Sartre nunca gostou muito de Freud. À ideia de «inconsciente», respondia com a noção de uma consciência sem zonas obscuras. Não, argumentava ele, o sujeito é pura consciência, uma consciência total e completa, sem estrutura nem qualquer mecanismo ou forma «a priori»; é, afinal, um nada - aquele nada no sentido sartreano (néant), que a língua portuguesa nunca conseguiu traduzir satisfatoriamente.
Mas - perguntava-se-lhe -, se o sujeito é consciência, como pode ignorar tanto de si, dos seus impulsos mais recônditos, como pode haver actos que não é capaz de explicar, cujas razões desconhece ou deturpa?
Ah!, dizia ele, isso é por causa da má-fé.
A má-fé ganhou, com Sartre, foros de conceito filosófico. Tratava-se de pensar uma espécie de truque da consciência, uma capacidade de se enganar a si própria, sem realmente se enganar uma vez que, em última análise, não podia deixar de perceber o jogo com que se mascarava de si para si.
O sujeito conhece os seus impulsos, as suas intenções, as suas motivações: nada lhe é verdadeiramente inconsciente. Mas, eis o segredo, pode actuar como se não soubesse, ou como se não tivesse a certeza, ou como se aceitasse outra explicação ou outra hipótese, levando esse «como se», por vezes, ao extremo ponto de, não acreditando, quase acreditar ou, por momentos, acreditar de facto na sua ignorância.
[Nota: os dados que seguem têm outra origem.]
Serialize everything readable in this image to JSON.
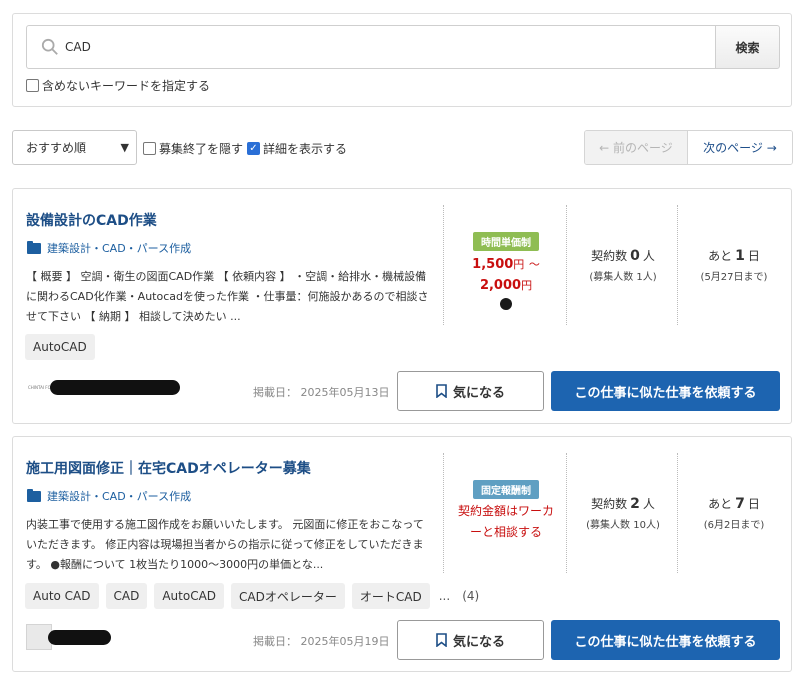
{
  "search": {
    "query": "CAD",
    "button_label": "検索",
    "exclude_label": "含めないキーワードを指定する"
  },
  "controls": {
    "sort_selected": "おすすめ順",
    "hide_closed_label": "募集終了を隠す",
    "show_details_label": "詳細を表示する",
    "prev_label": "← 前のページ",
    "next_label": "次のページ →"
  },
  "jobs": [
    {
      "title": "設備設計のCAD作業",
      "category": "建築設計・CAD・パース作成",
      "description": "【 概要 】 空調・衛生の図面CAD作業 【 依頼内容 】 ・空調・給排水・機械設備に関わるCAD化作業・Autocadを使った作業 ・仕事量：何施設かあるので相談させて下さい 【 納期 】 相談して決めたい ...",
      "price_type": "時間単価制",
      "price_from": "1,500",
      "price_to": "2,000",
      "yen": "円",
      "tilde": "～",
      "contracts_label": "契約数",
      "contracts_count": "0",
      "contracts_unit": "人",
      "recruit_note": "(募集人数 1人)",
      "remaining_label": "あと",
      "remaining_days": "1",
      "remaining_unit": "日",
      "deadline": "(5月27日まで)",
      "tags": [
        "AutoCAD"
      ],
      "posted": "掲載日： 2025年05月13日",
      "fav_label": "気になる",
      "request_label": "この仕事に似た仕事を依頼する",
      "client_logo_text": "CHINTAI FORM"
    },
    {
      "title": "施工用図面修正｜在宅CADオペレーター募集",
      "category": "建築設計・CAD・パース作成",
      "description": "内装工事で使用する施工図作成をお願いいたします。 元図面に修正をおこなっていただきます。 修正内容は現場担当者からの指示に従って修正をしていただきます。 ●報酬について 1枚当たり1000～3000円の単価とな...",
      "price_type": "固定報酬制",
      "price_note_line1": "契約金額はワーカ",
      "price_note_line2": "ーと相談する",
      "contracts_label": "契約数",
      "contracts_count": "2",
      "contracts_unit": "人",
      "recruit_note": "(募集人数 10人)",
      "remaining_label": "あと",
      "remaining_days": "7",
      "remaining_unit": "日",
      "deadline": "(6月2日まで)",
      "tags": [
        "Auto CAD",
        "CAD",
        "AutoCAD",
        "CADオペレーター",
        "オートCAD"
      ],
      "tags_more": "...",
      "tags_more_count": "(4)",
      "posted": "掲載日： 2025年05月19日",
      "fav_label": "気になる",
      "request_label": "この仕事に似た仕事を依頼する"
    }
  ],
  "colors": {
    "link_blue": "#1d4e86",
    "primary_button": "#1d64b0",
    "price_red": "#c80f0f",
    "hourly_badge": "#8fbd53",
    "fixed_badge": "#5f9fc2"
  }
}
O exemplo mais conhecido desta atitude da consciência, é-nos oferecido pelo próprio Sartre: a jovem que conversa, à mesa de um café ou de um restaurante, com alguém que intenta seduzi-la. O homem, num determinado momento, pousa a sua mão sobre a mão dela. E ela, que poderia retirar imediatamente a sua, chocada, ou recuar de algum modo, pelo contrário deixa-a estar abandonada sob o suave toque, o peso daqueles dedos, continuando porém a falar acerca de filosofia, ou de religião, ou de temas excelsos, como se não tivesse notado, ou como se não tivesse compreendido, ou não desse nenhuma significação especial ao gesto, ou como se acreditasse na inocência deste...! Como se o tema e a conversa o impregnassem de leveza, de inocência, o esvaziassem de toda a intenção amorosa e de toda a sensualidade.
Há muitos anos, um amigo meu, casado e bom rapaz, tinha sido convidado por uma colega, com quem, obviamente se dava muito bem, para jantar em casa dela. A sós. O pretexto era que se tratava de uma casa nova, para onde ela mudara recentemente e que lhe queria mostrar.
Quando hoje ele se lembra desta situação, tenta sempre acreditar que aceitou inocentemente, sem ler nada nas entrelinhas e achando normal que uma colega, uma quase-amiga, com quem se dava muito bem, o convidasse para jantar em casa dela. Tenta acreditar que era possível, e lhe foi possível, não achar estranho, nem ler no convite para jantar nenhum segundo convite.
Respondemos-lhe: «Não é possível tamanha inocência!»
Do ponto de vista de Sartre, toda a inocência é uma forma de má-fé.
Não garanto que isto supere Freud, que explique os actos mais ou melhor do que o inconsciente explicaria.
Não sei se, aliás, o «inconsciente» e a «má-fé» são contraditórios e, como tal, se excluem mutuamente.
Ambos me parecem fazer todo o sentido.